Matthew Continetti, writing on the Weekly Standard's campaign blog, derides the debate as nothing more than an opportunity for the candidates to "[Stand] in front of CNN's corporate logo in a hall full of yowling Ron Paul loons and enduring clumsy webcam questions from Unabomber look-a-likes in murky basements[.]"
He longs for the days before that "Internet" gizmo allowed the GOP's rank-and-file to make themselves seen and heard in all their glory.
So, a good night for for the lowest denominator, a bad night for the GOP. America got to see a vaguely threatening parade of gun fetishists, flat worlders, Mars Explorers, Confederate flag lovers and zombie-eyed-Bible-wavers as well as various one issue activists hammering their pet causes. My cheers went to a listless Fred Thompson who easily qualified himself to be president in my book by looking all night like he would cheerfully trade his left arm for an early exit off the stage to a waiting Scotch and good Cuban cigar. The media will probably award a win to Mike Huckabee, the easy listening music candidate at home in any crowd, fluent in simpleton speak and the one man on the stage tonight who led the audience to roaring cheers by boasting that he had a special qualification to be president that none of the second-raters on the stage could match: A degree in Bible Studies from Ouachita Baptist University of Arkadelphia, Arkansas.Got news for you, Matt - that is the GOP. Where have you been?
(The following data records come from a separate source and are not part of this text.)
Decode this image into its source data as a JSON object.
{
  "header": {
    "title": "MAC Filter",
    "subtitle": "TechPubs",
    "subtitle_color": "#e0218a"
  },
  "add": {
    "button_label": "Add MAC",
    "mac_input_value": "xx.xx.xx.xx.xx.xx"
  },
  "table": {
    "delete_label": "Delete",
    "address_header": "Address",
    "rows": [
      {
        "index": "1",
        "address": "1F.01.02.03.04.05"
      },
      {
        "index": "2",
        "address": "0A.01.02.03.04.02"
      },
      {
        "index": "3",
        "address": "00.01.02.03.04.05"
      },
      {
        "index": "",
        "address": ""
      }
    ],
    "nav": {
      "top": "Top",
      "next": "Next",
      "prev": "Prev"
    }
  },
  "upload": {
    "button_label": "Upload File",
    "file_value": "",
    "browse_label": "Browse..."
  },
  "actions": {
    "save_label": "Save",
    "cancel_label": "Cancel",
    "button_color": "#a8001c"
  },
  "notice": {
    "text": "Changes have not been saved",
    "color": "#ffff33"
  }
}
If a one-eyed man is a king in the land of the blind, a man with an ounce of compassion or common sense is a philosopher-king among Republicans, where the entire party seems to be in a race to the bottom of the evolutionary ladder (Me DOUBLE Guantanmo! RAAHR!). If Huckabee won the debate, he did it mainly by coming across as less of a neanderthal than the rest of them (Although for my money, it was John McCain who did that by being bold enough to condemn torture - go figure).